We get it, the province is in a bad place financially, and the only way the Liberal Government could be bothered to fix it is through cuts. But they don’t have to be an asshole about it.
Seems like every time this government drops a budget, they simultaneously stir up media attacks on someone who seems overpaid, to distract the easily embittered public from the real issues.
When Ball’s government dropped its hugely unpopular austerity budget in 2016, it immediately drew attention to Nalcor’s mismanagement of Muskrat Falls and the wild salary of Ed Martin, throwing him under a bus, and for what? Nothing’s changed: his replacement is still overpaid, and the project is still a mess.
But the media-manufactured Ed Martin “scandal” did what the Ball government presumably hoped it would: it took the heat off them and placed the ire on Ed Martin and Muskrat Falls, despite the reality that Martin was paid what people in Martin’s position are paid all across the country. Jeffrey Lyash of Ontario Power Generation took home roughly $1.2 million in 2016.
Cue to 2017’s budget drop, and the Ball government is at it again. The Liberal government cut 10 MILLION from MUN’s budget, and now Minister Byrne is enciting students (and local media) to turn on MUN’s administration over its mis-spending, on salaries and lavish meals meant to woo recruits.

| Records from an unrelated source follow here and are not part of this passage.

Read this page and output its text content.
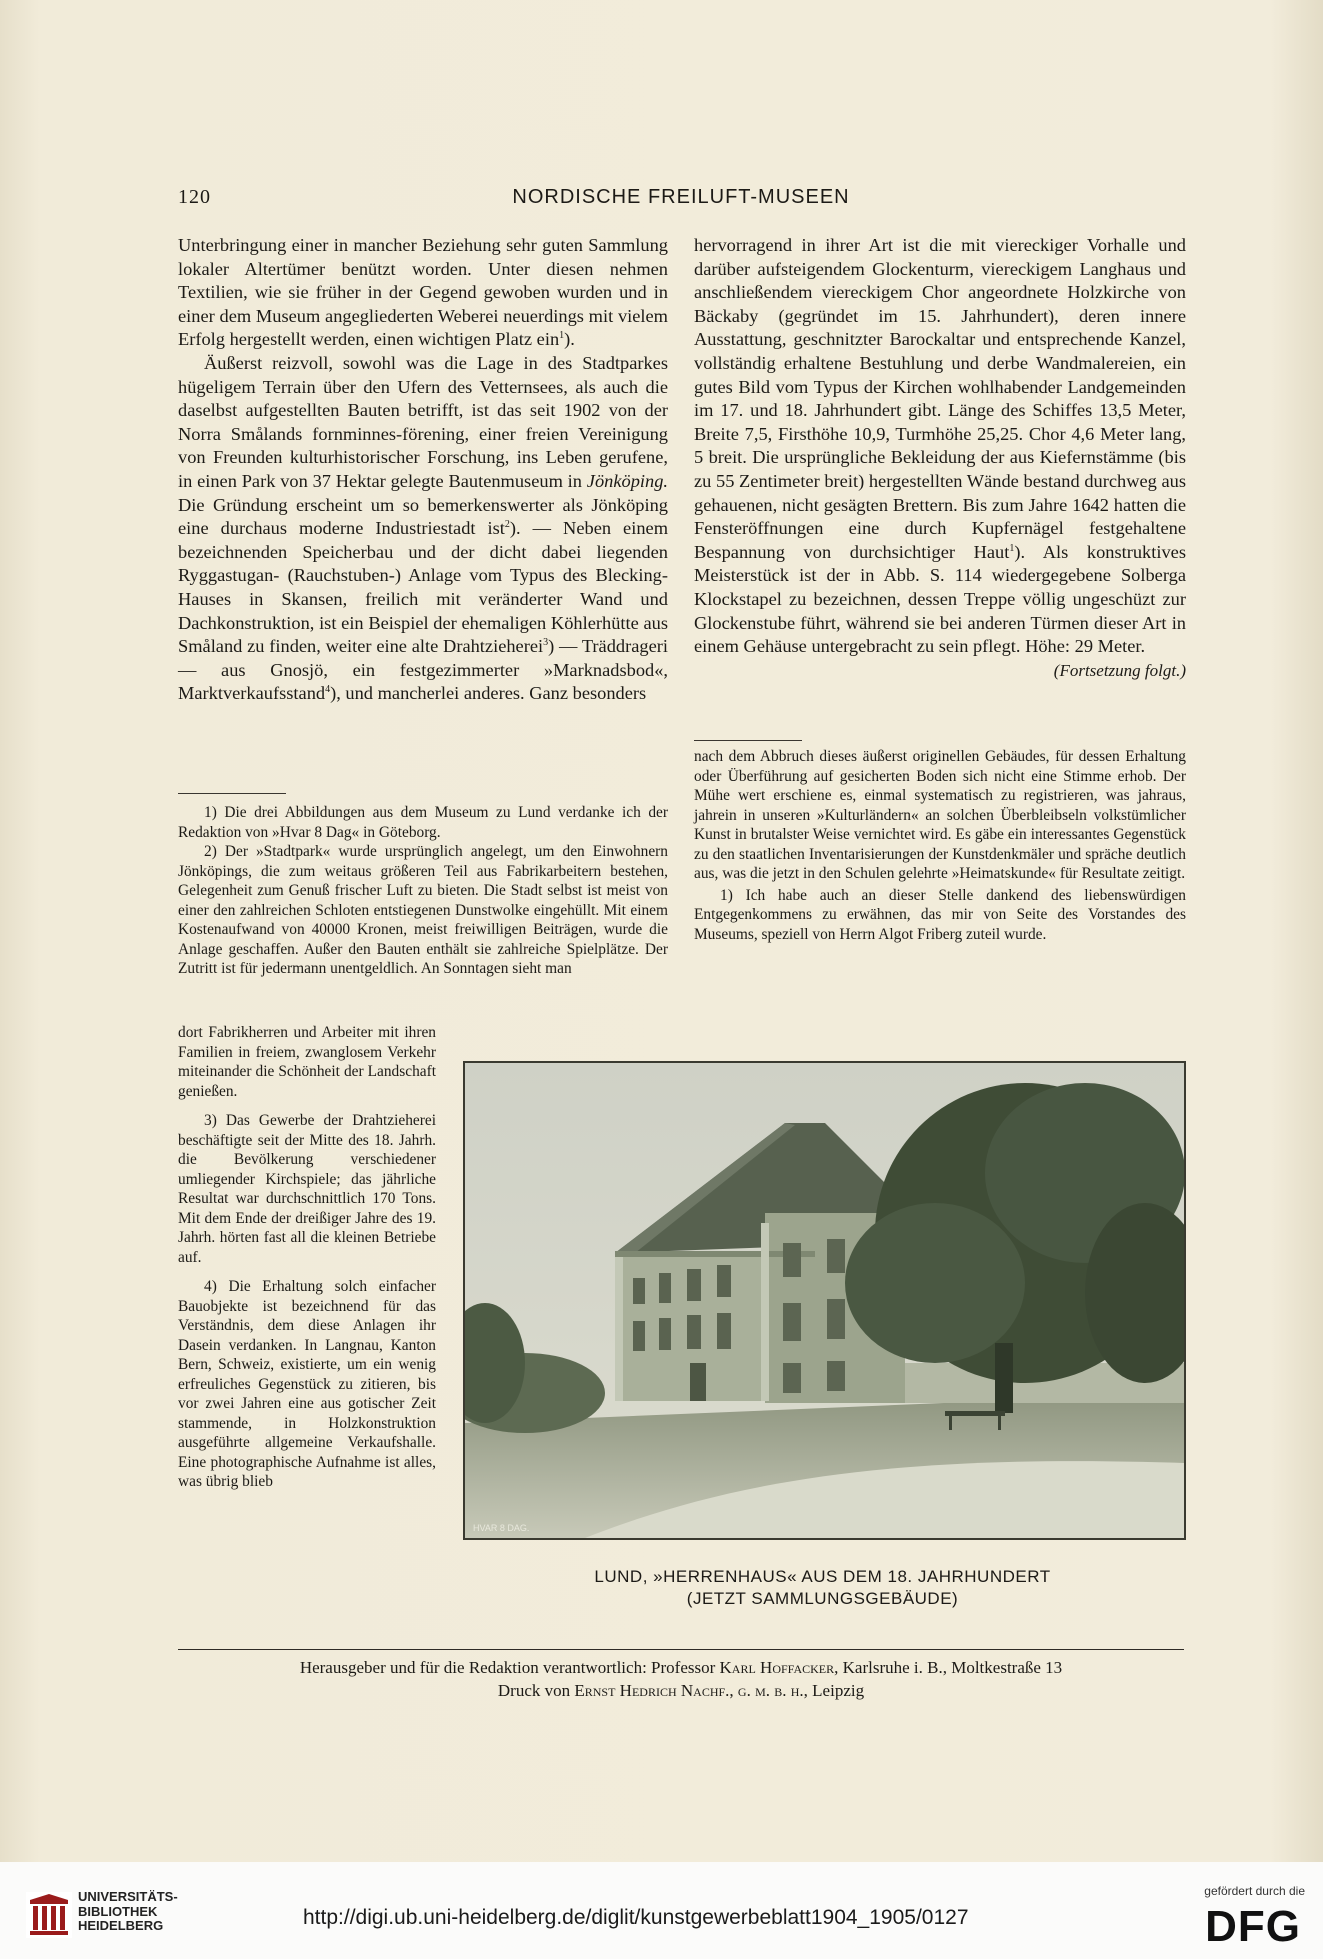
120	NORDISCHE FREILUFT-MUSEEN

Unterbringung einer in mancher Beziehung sehr guten Sammlung lokaler Altertümer benützt worden. Unter diesen nehmen Textilien, wie sie früher in der Gegend gewoben wurden und in einer dem Museum angegliederten Weberei neuerdings mit vielem Erfolg hergestellt werden, einen wichtigen Platz ein$^1$).

Äußerst reizvoll, sowohl was die Lage in des Stadtparkes hügeligem Terrain über den Ufern des Vetternsees, als auch die daselbst aufgestellten Bauten betrifft, ist das seit 1902 von der Norra Smålands fornminnes-förening, einer freien Vereinigung von Freunden kulturhistorischer Forschung, ins Leben gerufene, in einen Park von 37 Hektar gelegte Bautenmuseum in Jönköping. Die Gründung erscheint um so bemerkenswerter als Jönköping eine durchaus moderne Industriestadt ist$^2$). — Neben einem bezeichnenden Speicherbau und der dicht dabei liegenden Ryggastugan- (Rauchstuben-) Anlage vom Typus des Blecking-Hauses in Skansen, freilich mit veränderter Wand und Dachkonstruktion, ist ein Beispiel der ehemaligen Köhlerhütte aus Småland zu finden, weiter eine alte Drahtzieherei$^3$) — Träddrageri — aus Gnosjö, ein festgezimmerter »Marknadsbod«, Marktverkaufsstand$^4$), und mancherlei anderes. Ganz besonders

hervorragend in ihrer Art ist die mit viereckiger Vorhalle und darüber aufsteigendem Glockenturm, viereckigem Langhaus und anschließendem viereckigem Chor angeordnete Holzkirche von Bäckaby (gegründet im 15. Jahrhundert), deren innere Ausstattung, geschnitzter Barockaltar und entsprechende Kanzel, vollständig erhaltene Bestuhlung und derbe Wandmalereien, ein gutes Bild vom Typus der Kirchen wohlhabender Landgemeinden im 17. und 18. Jahrhundert gibt. Länge des Schiffes 13,5 Meter, Breite 7,5, Firsthöhe 10,9, Turmhöhe 25,25. Chor 4,6 Meter lang, 5 breit. Die ursprüngliche Bekleidung der aus Kiefernstämme (bis zu 55 Zentimeter breit) hergestellten Wände bestand durchweg aus gehauenen, nicht gesägten Brettern. Bis zum Jahre 1642 hatten die Fensteröffnungen eine durch Kupfernägel festgehaltene Bespannung von durchsichtiger Haut$^1$). Als konstruktives Meisterstück ist der in Abb. S. 114 wiedergegebene Solberga Klockstapel zu bezeichnen, dessen Treppe völlig ungeschüzt zur Glockenstube führt, während sie bei anderen Türmen dieser Art in einem Gehäuse untergebracht zu sein pflegt. Höhe: 29 Meter.
(Fortsetzung folgt.)

1) Die drei Abbildungen aus dem Museum zu Lund verdanke ich der Redaktion von »Hvar 8 Dag« in Göteborg.

2) Der »Stadtpark« wurde ursprünglich angelegt, um den Einwohnern Jönköpings, die zum weitaus größeren Teil aus Fabrikarbeitern bestehen, Gelegenheit zum Genuß frischer Luft zu bieten. Die Stadt selbst ist meist von einer den zahlreichen Schloten entstiegenen Dunstwolke eingehüllt. Mit einem Kostenaufwand von 40000 Kronen, meist freiwilligen Beiträgen, wurde die Anlage geschaffen. Außer den Bauten enthält sie zahlreiche Spielplätze. Der Zutritt ist für jedermann unentgeldlich. An Sonntagen sieht man

dort Fabrikherren und Arbeiter mit ihren Familien in freiem, zwanglosem Verkehr miteinander die Schönheit der Landschaft genießen.

3) Das Gewerbe der Drahtzieherei beschäftigte seit der Mitte des 18. Jahrh. die Bevölkerung verschiedener umliegender Kirchspiele; das jährliche Resultat war durchschnittlich 170 Tons. Mit dem Ende der dreißiger Jahre des 19. Jahrh. hörten fast all die kleinen Betriebe auf.

4) Die Erhaltung solch einfacher Bauobjekte ist bezeichnend für das Verständnis, dem diese Anlagen ihr Dasein verdanken. In Langnau, Kanton Bern, Schweiz, existierte, um ein wenig erfreuliches Gegenstück zu zitieren, bis vor zwei Jahren eine aus gotischer Zeit stammende, in Holzkonstruktion ausgeführte allgemeine Verkaufshalle. Eine photographische Aufnahme ist alles, was übrig blieb

nach dem Abbruch dieses äußerst originellen Gebäudes, für dessen Erhaltung oder Überführung auf gesicherten Boden sich nicht eine Stimme erhob. Der Mühe wert erschiene es, einmal systematisch zu registrieren, was jahraus, jahrein in unseren »Kulturländern« an solchen Überbleibseln volkstümlicher Kunst in brutalster Weise vernichtet wird. Es gäbe ein interessantes Gegenstück zu den staatlichen Inventarisierungen der Kunstdenkmäler und spräche deutlich aus, was die jetzt in den Schulen gelehrte »Heimatskunde« für Resultate zeitigt.

1) Ich habe auch an dieser Stelle dankend des liebenswürdigen Entgegenkommens zu erwähnen, das mir von Seite des Vorstandes des Museums, speziell von Herrn Algot Friberg zuteil wurde.

HVAR 8 DAG.
LUND, »HERRENHAUS« AUS DEM 18. JAHRHUNDERT
(JETZT SAMMLUNGSGEBÄUDE)
Herausgeber und für die Redaktion verantwortlich: Professor Karl Hoffacker, Karlsruhe i. B., Moltkestraße 13
Druck von Ernst Hedrich Nachf., g. m. b. h., Leipzig
UNIVERSITÄTS-
BIBLIOTHEK
HEIDELBERG	http://digi.ub.uni-heidelberg.de/diglit/kunstgewerbeblatt1904_1905/0127
gefördert durch die
DFG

And once again it worked. Should MUN be hosting $700 dinners, no. Do they do it every week, no. Do they have to because “other universities are doing it,” yes. Lavish university spending and salaries are the norm, and hating your university’s higher ups for it will change nothing.
What we can change, and what we should be talking about, is our government cutting funding to MUN by 10 MILLION, leaving them to contemplate tuition hikes as a consequence of the cut, not MUN wooing someone once, during a $700 meal. Or, we should at least be talking about both. But where’s all the talk this week about Ball’s dumb budget cuts?

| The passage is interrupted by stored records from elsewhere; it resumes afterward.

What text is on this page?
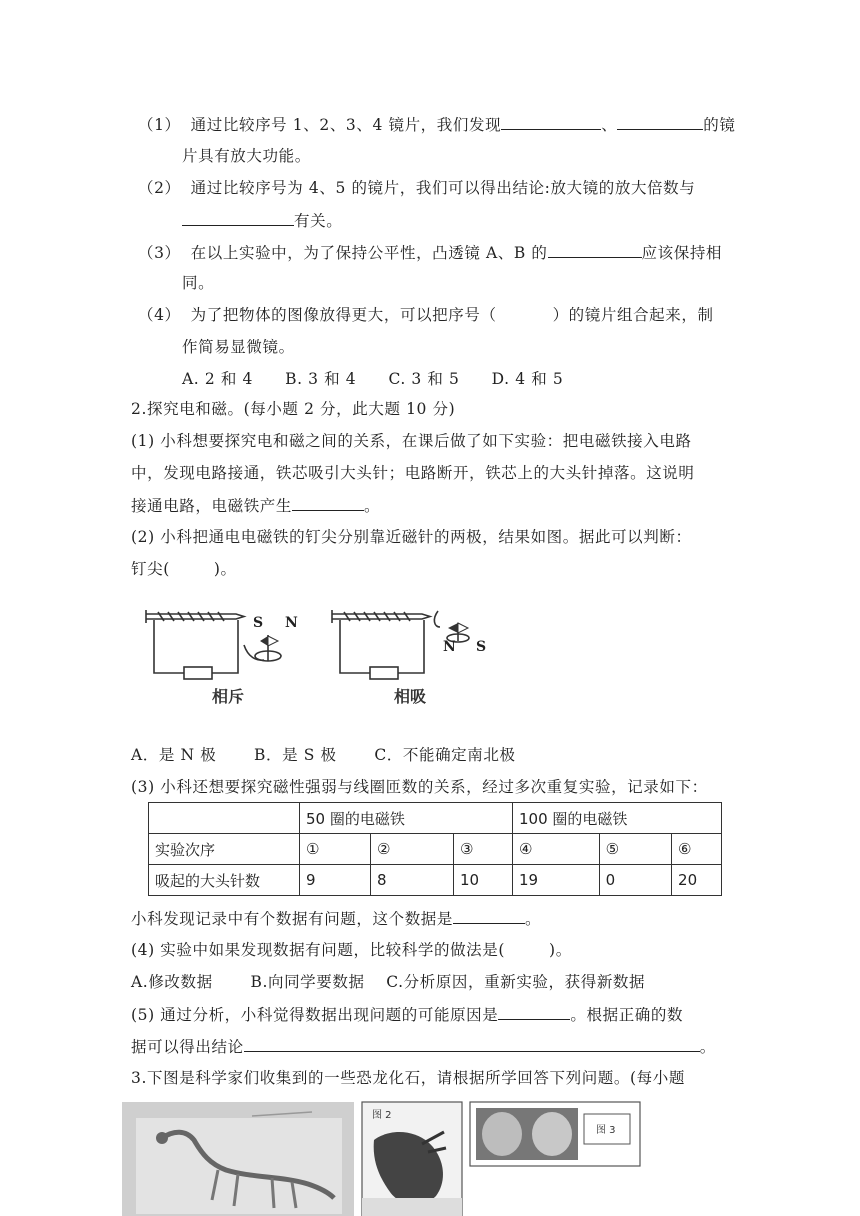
（1） 通过比较序号 1、2、3、4 镜片，我们发现	、	的镜
片具有放大功能。
（2） 通过比较序号为 4、5 的镜片，我们可以得出结论:放大镜的放大倍数与
有关。
（3） 在以上实验中，为了保持公平性，凸透镜 A、B 的	应该保持相
同。
（4） 为了把物体的图像放得更大，可以把序号（	）的镜片组合起来，制
作简易显微镜。
A. 2 和 4　　B. 3 和 4　　C. 3 和 5　　D. 4 和 5
2.探究电和磁。(每小题 2 分，此大题 10 分)
(1) 小科想要探究电和磁之间的关系，在课后做了如下实验：把电磁铁接入电路
中，发现电路接通，铁芯吸引大头针；电路断开，铁芯上的大头针掉落。这说明
接通电路，电磁铁产生	。
(2) 小科把通电电磁铁的钉尖分别靠近磁针的两极，结果如图。据此可以判断：
钉尖(	)。
S N
N S
相斥	相吸
A．是 N 极　　 B．是 S 极　　 C．不能确定南北极
(3) 小科还想要探究磁性强弱与线圈匝数的关系，经过多次重复实验，记录如下：
	50 圈的电磁铁			100 圈的电磁铁		
实验次序	①	②	③	④	⑤	⑥
吸起的大头针数	9	8	10	19	0	20
小科发现记录中有个数据有问题，这个数据是	。
(4) 实验中如果发现数据有问题，比较科学的做法是(	)。
A.修改数据　　 B.向同学要数据　 C.分析原因，重新实验，获得新数据
(5) 通过分析，小科觉得数据出现问题的可能原因是	。根据正确的数
据可以得出结论	。
3.下图是科学家们收集到的一些恐龙化石，请根据所学回答下列问题。(每小题
图 2
图 3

It’s proof that we live in a culture of demonization these days. It’s easier to hate a person than understand the faults in a grander system of elitism and work towards its solution. So that’s what we do. And on media’s end, it makes for better headlines and simpler articles too. Why spend time researching if MUN operates differently than other universities, when inciting rage in the masses earns you so much social media reaction?
It’s insane what MUN’s president gets paid, but the real news piece is that MUN president Gary Kachanoski is paid what other university presidents are paid. Crazy, right? Why? Why do we allow it? Here’s what a quick Google search reveals about salaries and perks for university presidents:
McGill’s President = 587K (2009)
University of Alberta = 500K (2016)
University of Calgary = 626K (2016)
NSCAD = 221K (They average only 820 students a year!)
McMaster = 533K (2009)
University of Lethbridge = 489K (2016)
U of T = 439K
University of Guelph = 424K (2016)
York University = 463K (2016)
MUN President: 469K
Why? Well, capitalism. Those wild salaries have nothing on what CEOs of big corporations are paid, and that is precisely why university presidents are paid so handsomely: a president’s pay package must be big enough to attract qualified candidates away from other sectors that pay big bucks. CEOs in oil or at banks are being paid in the millions.
So the fact is, MUN had to offer president Kachanoski a wild salary because across the board, that’s what people expect to make to run a spot like MUN. It’s not right, but it’s not Kachanoski’s doing. Lob his head off, and someone else will take his place with the same pay: See the Ed Martin Incident.
If you have an issue with that, attack our elitist system, in a productive manner that enacts change, instead of fruitlessly directing rage at MUN’s president. Elitism has run wild, but we’re pointing the fingers at the people benefiting from it (Ed Martin, Kachanoski) not the system that created it. Doing that has gotten us nowhere since the dawn of capitalism in the 1400s.
Let’s remember what started the recent attention on MUN’s spending habits: our government cut 11.9 million from MUN’s operating grant, leaving them in a position to maybe have to raise tuition fees to compensate for slashed funding. How about some public ire over that, too?